A Look At The Proposed New U.S. Immigration System

A Look At The Proposed New U.S. Immigration System

The Trump administration released last week a proposed framework for immigration reform, which contains several of much-discussed changes to the country’s immigration policy including:

  • Demand for a $25bn budget to build the border wall
  • A path to citizenship for beneficiaries of Deferred Action for Childhood Arrivals Act (DACA),
  • A drastic cut in visa quotas available for “family reunification,” under which parents and siblings of US citizens are allowed to migrate to the US and
  • Elimination of the Diversity Visa Lottery.

In addition to this, other lawmakers have also proposed bills that introduce a range of changes to the country’s immigration system.

So far, none of these bills have yet been voted upon.

It is however unlikely for these bills to be passed unaltered, as changes to various provisions are being suggested by both lawmakers and government agencies.

Nonetheless, a look at their cumulative contents can offer a view of the drastically altered immigration regime that would-be US immigrants could face in just a few months.

Taking pre-emptive steps to some of these changes can help those affected and avoid disappointment and discrimination later, according to attorney Rafia Zakaria.

Main Provisions Being Considered

  1. The family immigration category is likely to see major changes. Even though Democrats oppose limiting the “family re-unification” visa quotas, it may give in to at least some cuts to the category as it seeks electoral significant gains in 2018.

Under the proposed rules, only spouses and children under 18 will be provided the necessary visas and therefore the consequences are grave for those intending to file immigrant petitions for parents and siblings.

  1. The second area which is being targeted under the proposed reforms is the H-1B visa category which is typically used for scientists, engineers and computer programmers.

The current proposal seeks to eliminate the Diversity Visa Lottery and divert it to the applicants awaiting green cards filed via the H-1B programme.

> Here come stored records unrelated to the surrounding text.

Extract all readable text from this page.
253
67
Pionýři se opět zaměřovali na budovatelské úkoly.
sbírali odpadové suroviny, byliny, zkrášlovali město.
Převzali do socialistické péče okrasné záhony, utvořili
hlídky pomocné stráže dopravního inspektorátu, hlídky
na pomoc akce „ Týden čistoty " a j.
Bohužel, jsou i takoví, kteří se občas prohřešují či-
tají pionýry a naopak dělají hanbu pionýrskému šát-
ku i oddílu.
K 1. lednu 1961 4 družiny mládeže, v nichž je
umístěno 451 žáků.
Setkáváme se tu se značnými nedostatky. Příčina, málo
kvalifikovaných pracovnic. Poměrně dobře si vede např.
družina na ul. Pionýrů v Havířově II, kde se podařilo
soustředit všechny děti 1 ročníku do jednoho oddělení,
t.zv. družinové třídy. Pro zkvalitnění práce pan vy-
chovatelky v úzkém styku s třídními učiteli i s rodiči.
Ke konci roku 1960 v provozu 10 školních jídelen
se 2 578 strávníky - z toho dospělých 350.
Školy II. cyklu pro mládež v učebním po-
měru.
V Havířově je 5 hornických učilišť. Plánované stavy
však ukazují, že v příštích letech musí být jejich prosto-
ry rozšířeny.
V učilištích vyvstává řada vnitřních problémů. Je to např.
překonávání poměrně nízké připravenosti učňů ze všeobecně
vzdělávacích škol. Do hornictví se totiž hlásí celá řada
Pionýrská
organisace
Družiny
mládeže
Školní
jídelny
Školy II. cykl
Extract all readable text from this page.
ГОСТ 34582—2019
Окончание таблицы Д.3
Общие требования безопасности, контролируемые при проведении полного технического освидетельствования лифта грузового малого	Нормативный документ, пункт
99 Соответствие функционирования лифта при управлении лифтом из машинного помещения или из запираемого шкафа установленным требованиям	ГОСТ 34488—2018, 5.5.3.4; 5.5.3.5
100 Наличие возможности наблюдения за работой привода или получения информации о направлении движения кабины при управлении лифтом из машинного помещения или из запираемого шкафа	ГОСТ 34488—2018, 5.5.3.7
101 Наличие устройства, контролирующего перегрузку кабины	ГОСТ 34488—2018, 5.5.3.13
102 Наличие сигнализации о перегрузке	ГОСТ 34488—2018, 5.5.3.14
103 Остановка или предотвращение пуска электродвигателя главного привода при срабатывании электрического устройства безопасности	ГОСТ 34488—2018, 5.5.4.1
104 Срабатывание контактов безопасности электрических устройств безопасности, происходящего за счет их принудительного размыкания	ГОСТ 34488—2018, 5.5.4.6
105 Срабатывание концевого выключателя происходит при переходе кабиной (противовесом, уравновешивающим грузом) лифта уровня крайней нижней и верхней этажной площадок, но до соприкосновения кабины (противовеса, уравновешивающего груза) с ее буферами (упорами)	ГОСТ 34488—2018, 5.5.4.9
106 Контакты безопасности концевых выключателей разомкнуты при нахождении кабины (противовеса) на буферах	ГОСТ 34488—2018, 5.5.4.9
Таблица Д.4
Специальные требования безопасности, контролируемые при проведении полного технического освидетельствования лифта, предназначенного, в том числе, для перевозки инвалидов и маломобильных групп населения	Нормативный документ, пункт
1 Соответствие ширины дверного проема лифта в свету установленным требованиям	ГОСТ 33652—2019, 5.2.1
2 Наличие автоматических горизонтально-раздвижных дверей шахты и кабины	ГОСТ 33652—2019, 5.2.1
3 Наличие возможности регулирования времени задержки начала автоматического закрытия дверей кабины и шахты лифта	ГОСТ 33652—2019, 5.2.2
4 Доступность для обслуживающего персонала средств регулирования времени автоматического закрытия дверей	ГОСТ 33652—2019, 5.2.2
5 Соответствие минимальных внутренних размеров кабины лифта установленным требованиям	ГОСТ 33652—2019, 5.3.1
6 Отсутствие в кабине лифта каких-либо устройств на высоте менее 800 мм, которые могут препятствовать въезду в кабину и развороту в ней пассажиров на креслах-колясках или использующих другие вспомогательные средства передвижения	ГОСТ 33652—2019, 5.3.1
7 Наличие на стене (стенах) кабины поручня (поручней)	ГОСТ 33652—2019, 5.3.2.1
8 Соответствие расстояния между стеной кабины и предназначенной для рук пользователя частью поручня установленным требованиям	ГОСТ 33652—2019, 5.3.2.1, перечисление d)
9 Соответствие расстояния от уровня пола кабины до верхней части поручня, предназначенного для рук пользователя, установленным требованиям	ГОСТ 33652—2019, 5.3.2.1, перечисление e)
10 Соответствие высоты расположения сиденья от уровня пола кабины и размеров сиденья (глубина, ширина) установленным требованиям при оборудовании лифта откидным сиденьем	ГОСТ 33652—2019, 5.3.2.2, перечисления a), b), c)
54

Another proposed bill the Immigration and Innovation Act 2018 (referred to as I-squared) looks to increase the existing 65,000 H-1B visa quota by 20,000, with an unlimited number of exemptions for those with US master’s degrees or above. Additionally country-specific quotas and the employment restriction on the H-4 visas(for immediate family members of the H-1B visa holders) will be eliminated. This bill is currently under review in the Senate Judiciary Committee.

Since these changes seems to be open to retaining talented immigrants particularly those in science and technology fields, seeking Master’s degree or higher may be the best way forward.

  1. Sunni Muslims are likely to face difficulties in the immigration process as a result of a recent Department of Homeland Security (DHS) directive that has asked that the United States Government “continuously evaluate persons of interest” which includes Sunni Muslims (both US residents and visa applicants). The reason cited is that they are believed to be “vulnerable to terrorist narratives”.

Leaked by Foreign Policy magazine , the DHS memo indicates that all Sunni Muslims may be subject to prolonged surveillance and questioning.

Taken together, the new immigration regime that is likely to get enforced under the Trump administration in the near future would be “anti-family, anti-Muslim but pro-genius” according to Zakaria.

Accordingly US citizens who have family abroad and hope to sponsor them must do so immediately, as well as Sunni Muslim males planning to visit the US but not in possession of a tourist visa must apply without delay so as to ensure their application is registered before the new laws come into force.